Françoise nodded. ‘Oh yes. I’ve heard of him.’
‘So what made you join the army, Angus?’ Claude asked.
I took a sip of my brandy, and in my less than perfect French began. ‘My father and the generations before him had no choice except to join the army; it was their only means of earning a living. But I had no plans to take the King’s shilling once I knew I would have the tenancy of
a three-thousand-acre farm that would support me and my family well.
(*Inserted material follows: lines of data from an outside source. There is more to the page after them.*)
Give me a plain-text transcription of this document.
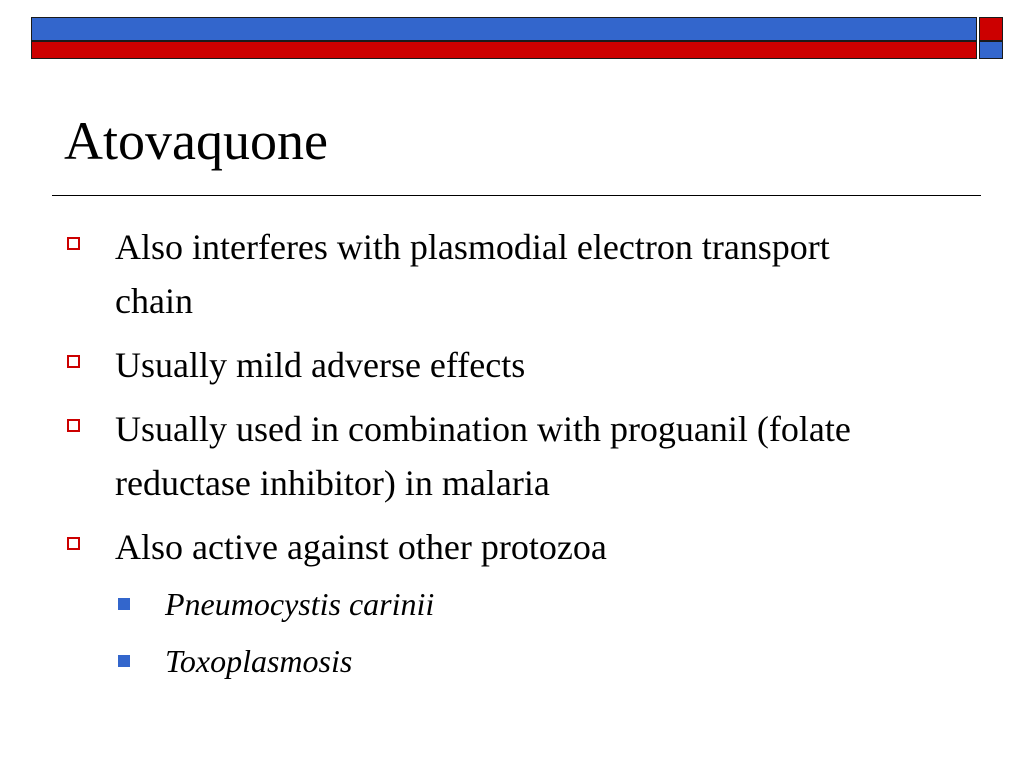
Atovaquone
Also interferes with plasmodial electron transport chain
Usually mild adverse effects
Usually used in combination with proguanil (folate reductase inhibitor) in malaria
Also active against other protozoa
Pneumocystis carinii
Toxoplasmosis
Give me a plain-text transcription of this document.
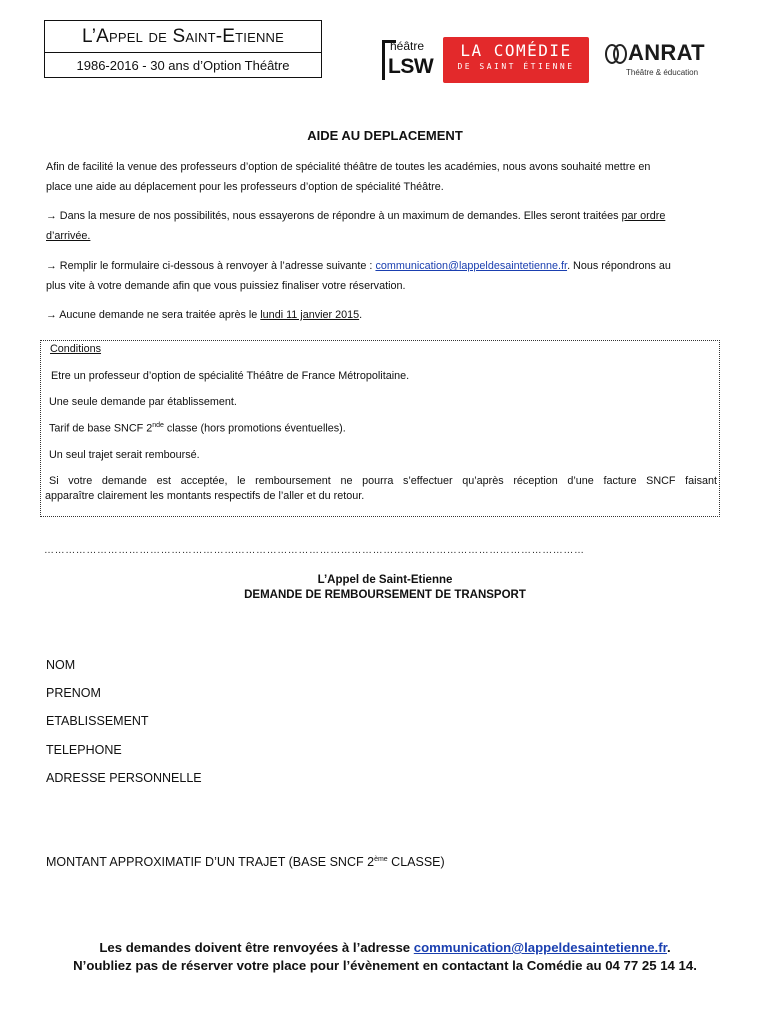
L’Appel de Saint-Etienne
1986-2016 - 30 ans d’Option Théâtre
héâtre
LSW
LA COMÉDIE
DE SAINT ÉTIENNE
ANRAT
Théâtre & éducation
AIDE AU DEPLACEMENT
Afin de facilité la venue des professeurs d’option de spécialité théâtre de toutes les académies, nous avons souhaité mettre en
place une aide au déplacement pour les professeurs d’option de spécialité Théâtre.
→ Dans la mesure de nos possibilités, nous essayerons de répondre à un maximum de demandes. Elles seront traitées par ordre
d’arrivée.
→ Remplir le formulaire ci-dessous à renvoyer à l’adresse suivante : communication@lappeldesaintetienne.fr. Nous répondrons au
plus vite à votre demande afin que vous puissiez finaliser votre réservation.
→ Aucune demande ne sera traitée après le lundi 11 janvier 2015.
Conditions
Etre un professeur d’option de spécialité Théâtre de France Métropolitaine.
Une seule demande par établissement.
Tarif de base SNCF 2nde classe (hors promotions éventuelles).
Un seul trajet serait remboursé.
Si votre demande est acceptée, le remboursement ne pourra s’effectuer qu’après réception d’une facture SNCF faisant
apparaître clairement les montants respectifs de l’aller et du retour.
………………………………………………………………………………………………………………………………………
L’Appel de Saint-Etienne
DEMANDE DE REMBOURSEMENT DE TRANSPORT
NOM
PRENOM
ETABLISSEMENT
TELEPHONE
ADRESSE PERSONNELLE
MONTANT APPROXIMATIF D’UN TRAJET (BASE SNCF 2ème CLASSE)
Les demandes doivent être renvoyées à l’adresse communication@lappeldesaintetienne.fr.
N’oubliez pas de réserver votre place pour l’évènement en contactant la Comédie au 04 77 25 14 14.
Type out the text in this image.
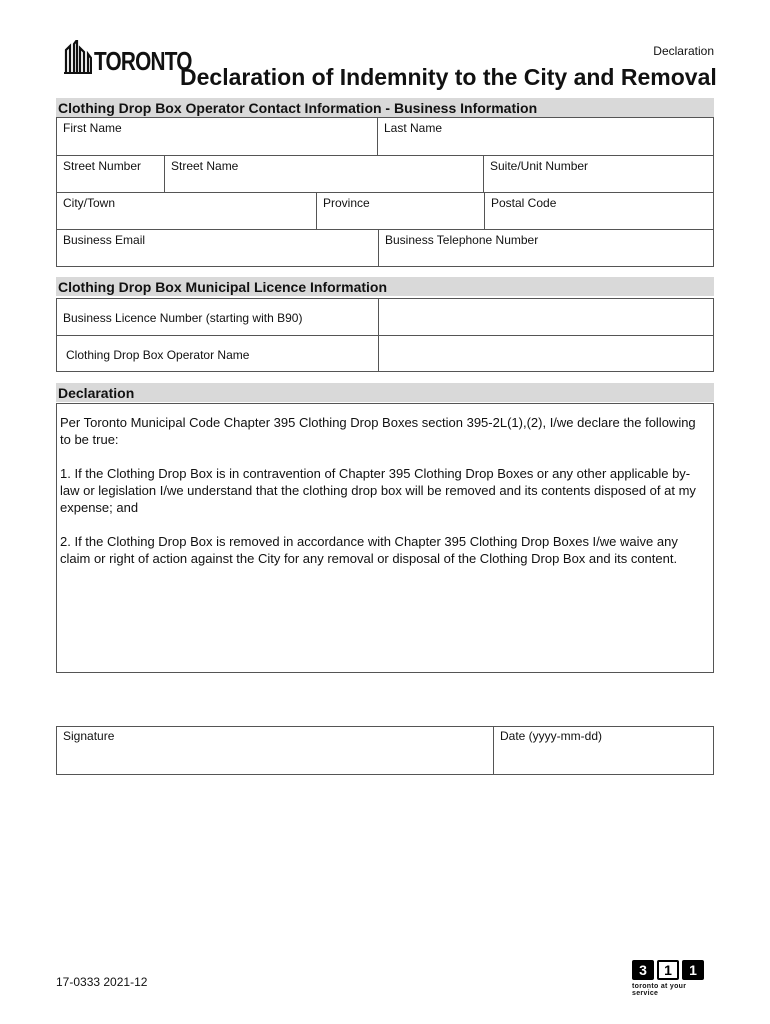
TORONTO	Declaration
Declaration of Indemnity to the City and Removal
Clothing Drop Box Operator Contact Information - Business Information
First Name	Last Name
Street Number	Street Name	Suite/Unit Number
City/Town	Province	Postal Code
Business Email	Business Telephone Number
Clothing Drop Box Municipal Licence Information
Business Licence Number (starting with B90)
Clothing Drop Box Operator Name
Declaration

Per Toronto Municipal Code Chapter 395 Clothing Drop Boxes section 395-2L(1),(2), I/we declare the following to be true:

1. If the Clothing Drop Box is in contravention of Chapter 395 Clothing Drop Boxes or any other applicable by-law or legislation I/we understand that the clothing drop box will be removed and its contents disposed of at my expense; and

2. If the Clothing Drop Box is removed in accordance with Chapter 395 Clothing Drop Boxes I/we waive any claim or right of action against the City for any removal or disposal of the Clothing Drop Box and its content.

Signature	Date (yyyy-mm-dd)
17-0333 2021-12
3	1	1
toronto at your service
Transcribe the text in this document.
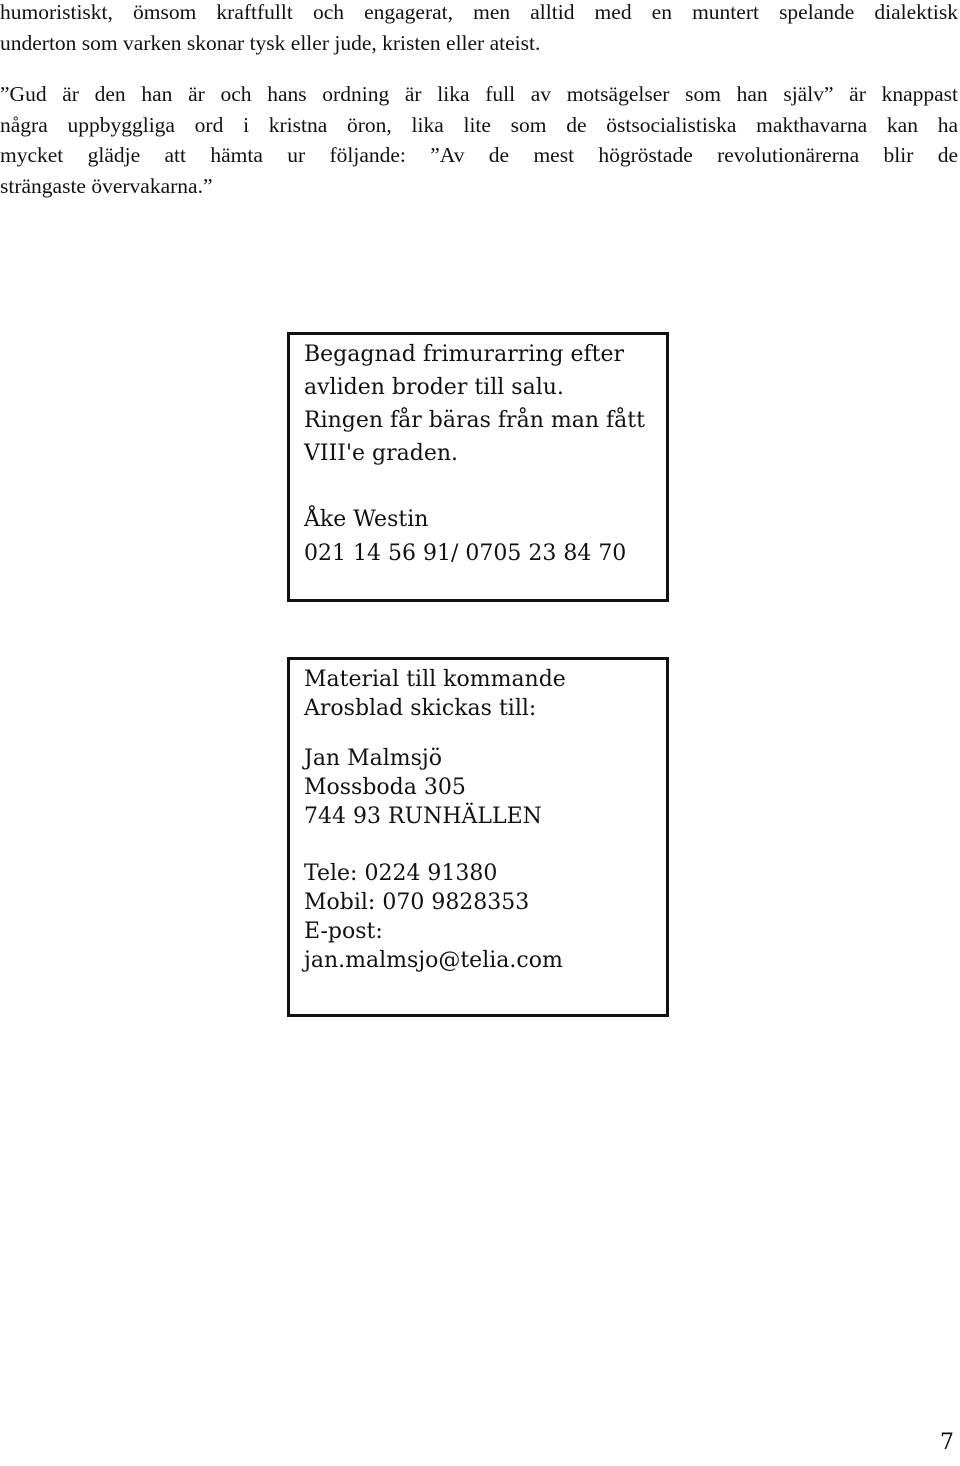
humoristiskt, ömsom kraftfullt och engagerat, men alltid med en muntert spelande dialektisk
underton som varken skonar tysk eller jude, kristen eller ateist.
”Gud är den han är och hans ordning är lika full av motsägelser som han själv” är knappast
några uppbyggliga ord i kristna öron, lika lite som de östsocialistiska makthavarna kan ha
mycket glädje att hämta ur följande: ”Av de mest högröstade revolutionärerna blir de
strängaste övervakarna.”
Begagnad frimurarring efter
avliden broder till salu.
Ringen får bäras från man fått
VIII'e graden.
Åke Westin
021 14 56 91/ 0705 23 84 70
Material till kommande
Arosblad skickas till:
Jan Malmsjö
Mossboda 305
744 93 RUNHÄLLEN
Tele: 0224 91380
Mobil: 070 9828353
E-post:
jan.malmsjo@telia.com
7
I was only seventeen when I got it.
‘When I first found out that war looked likely, I was at the auction mart at our local town, Fort William, selling some sheep with my grandparents. We were at the bar, which was where everyone met to celebrate good lamb prices or commiserate on bad ones. My grandfather’s old ally, my godfather Colonel Willie MacDonald was there, too. Now Colonel Willie has always been very good to me and it was he who stood surety for the lease of my farm.
‘Anyway, he told my grandfather that they were recruiting again, that we should make sure it would be the Lovat Scouts and not the Camerons. “My goodness,” Grandfather said, “you had my signature for the Boer War, and now you’re wanting me again? Me with only one leg and over my seventies?” ’
Everyone laughed as I mimicked my grandfather’s voice. ‘Of course Willie roared with laughter and said, “Away with yourself! It’s young Donald Angus I’ll be having.” My grandmother protested that farming would be vital for food production and I ought to be exempt from conscription, but this was brushed off. In truth I didn’t wish to argue with the colonel. I was keen to get out and see the world. Ardnish is a quiet place for a young man, and I was content knowing that I would have the rest of my life ahead of me there.
‘The colonel told us I’d be with his son, Andrew. He was at Mons doing cavalry training and would join the regiment shortly. He said we could look after each other, just like my grandfather had done for him in South Africa.’
‘Your poor mother,’ Marie said.
‘Indeed. The journey back to Ardnish was tense as I knew my mother would be very upset. There were tears at dinner, and I remember my grandmother wailing to my grandfather that war had taken his son, his leg and the best years of his life, and now it was taking me. I tried to reassure her, but it was a sad evening . . . very sad.’